The School is organized over ten floors (plus roof plant). The current configuration provides 3230 sqm of office, research and community engagement space over floors 3-7, with teaching space on floors 1 and 2. A basement accommodates cycle storage and plant. Floor plates are designed around a standard bay size for simple internal rearrangement. Each bay is 7.8m x 7.8m and can be arranged to provide everything from large open space to small cellular offices. By pushing the building's core to the south, large flexible spaces with good daylight and minimal glare have been created on each typical floor. There are also areas on each floor providing staff and student amenity and informal social space. For privacy, the south facade is stepped, with east-facing windows concealed to turn away from the residential building opposite. The north-facing facade by contrast is open and transparent. On the ground floor, views through from the reception area to the generous daylit stairwell aid wayfinding and, in line with public health aspirations, encourage active circulation. Also on the ground floor, a flexible and divisible 85 sqm space for community uses and outreach puts this important strand of the School's work on public display, clearly visible from and addressing the busy Wood Lane street.



Location and Campus Role - The School of Public Health is only an eight minute walk from Hammersmith Hospital Campus, and the building plays an important urban role, addressing visitors approaching from the north and marking arrival at the Imperial White City North Campus. The building entrance is located at the centre of a colonnade spanning the north elevation, while on its eastern side it addresses the small square at the heart of the campus. At 10-storeys, the School's height mediates between the scale of Victorian terraces on Wood Lane and the high-rise residential tower of 88 Wood Lane to the south.

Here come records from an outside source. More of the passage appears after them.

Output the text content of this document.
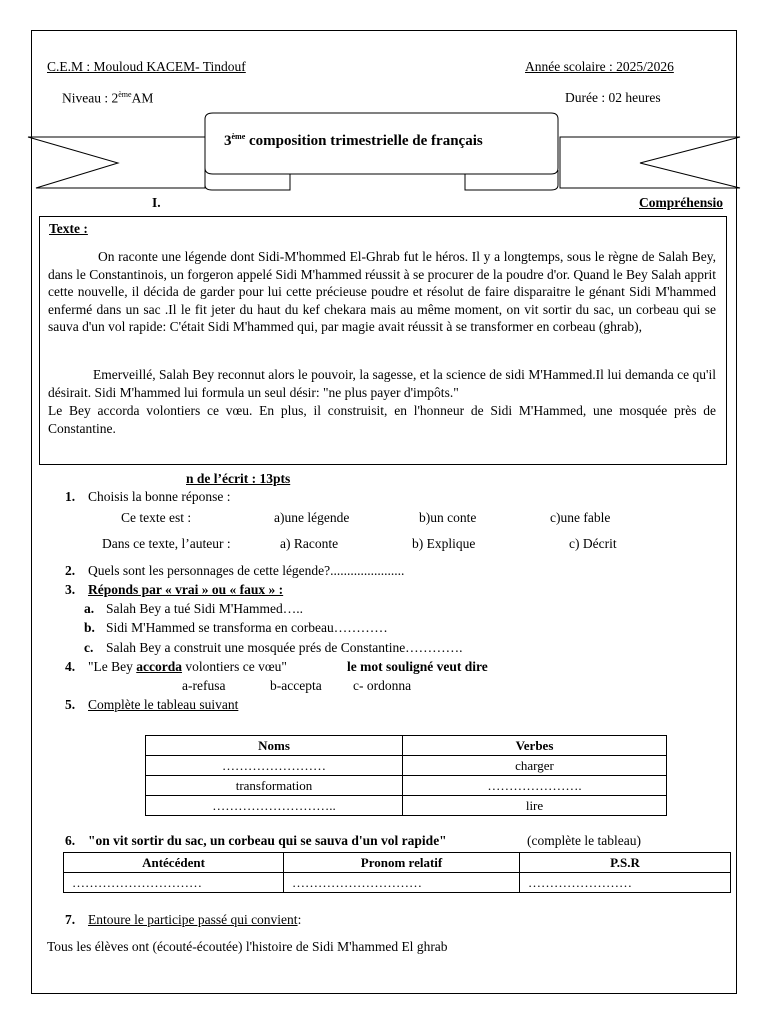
C.E.M : Mouloud KACEM- Tindouf	Année scolaire : 2025/2026
Niveau : 2èmeAM	Durée : 02 heures
3ème composition trimestrielle de français
I.	Compréhensio
Texte :
On raconte une légende dont Sidi-M'hommed El-Ghrab fut le héros. Il y a longtemps, sous le règne de Salah Bey, dans le Constantinois, un forgeron appelé Sidi M'hammed réussit à se procurer de la poudre d'or. Quand le Bey Salah apprit cette nouvelle, il décida de garder pour lui cette précieuse poudre et résolut de faire disparaitre le génant Sidi M'hammed enfermé dans un sac .Il le fit jeter du haut du kef chekara mais au même moment, on vit sortir du sac, un corbeau qui se sauva d'un vol rapide: C'était Sidi M'hammed qui, par magie avait réussit à se transformer en corbeau (ghrab),
Emerveillé, Salah Bey reconnut alors le pouvoir, la sagesse, et la science de sidi M'Hammed.Il lui demanda ce qu'il désirait. Sidi M'hammed lui formula un seul désir: "ne plus payer d'impôts."
Le Bey accorda volontiers ce vœu. En plus, il construisit, en l'honneur de Sidi M'Hammed, une mosquée près de Constantine.
n de l’écrit : 13pts
1. Choisis la bonne réponse :
Ce texte est :	a)une légende	b)un conte	c)une fable
Dans ce texte, l’auteur :	a) Raconte	b) Explique	c) Décrit
2. Quels sont les personnages de cette légende?......................
3. Réponds par « vrai » ou « faux » :
a. Salah Bey a tué Sidi M'Hammed…..
b. Sidi M'Hammed se transforma en corbeau…………
c. Salah Bey a construit une mosquée prés de Constantine………….
4. "Le Bey accorda volontiers ce vœu"	le mot souligné veut dire
a-refusa	b-accepta c- ordonna
5. Complète le tableau suivant
Noms	Verbes
……………………	charger
transformation	………………….
………………………..	lire
6. "on vit sortir du sac, un corbeau qui se sauva d'un vol rapide"	(complète le tableau)
Antécédent	Pronom relatif	P.S.R
…………………………	…………………………	……………………
7. Entoure le participe passé qui convient:
Tous les élèves ont (écouté-écoutée) l'histoire de Sidi M'hammed El ghrab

Material Palette - The architecture employs robust exposed finishes and a family of colours. Pale terracotta-coloured metal cladding with a sand-textured finish is used on the building's exterior alongside white pre-cast concrete facade panels. Inside, fair-faced concrete, cast in-situ, and Douglas fir, characterise the reception area and main circulation stair. Deep red acoustic panels and painted doors, as well as tiling and other finishes in kitchenettes and circulation spaces, WCs, and shower rooms pick up the colour theme.

Working with Imperial at White City Campus - The School of Public Health is the second new building that Allies and Morrison has completed for Imperial at White City Campus. The Sir Michael Uren Hub was completed in 2019. Immediately to the south of these two buildings is the next phase of Imperial's White City Campus development. It will deliver new teaching, research and innovation space for academics and businesses. This will support Imperial's continued expansion in mathematics, data and computer sciences, AI and machine learning and business. Our masterplan for this site gained planning consent in 2021.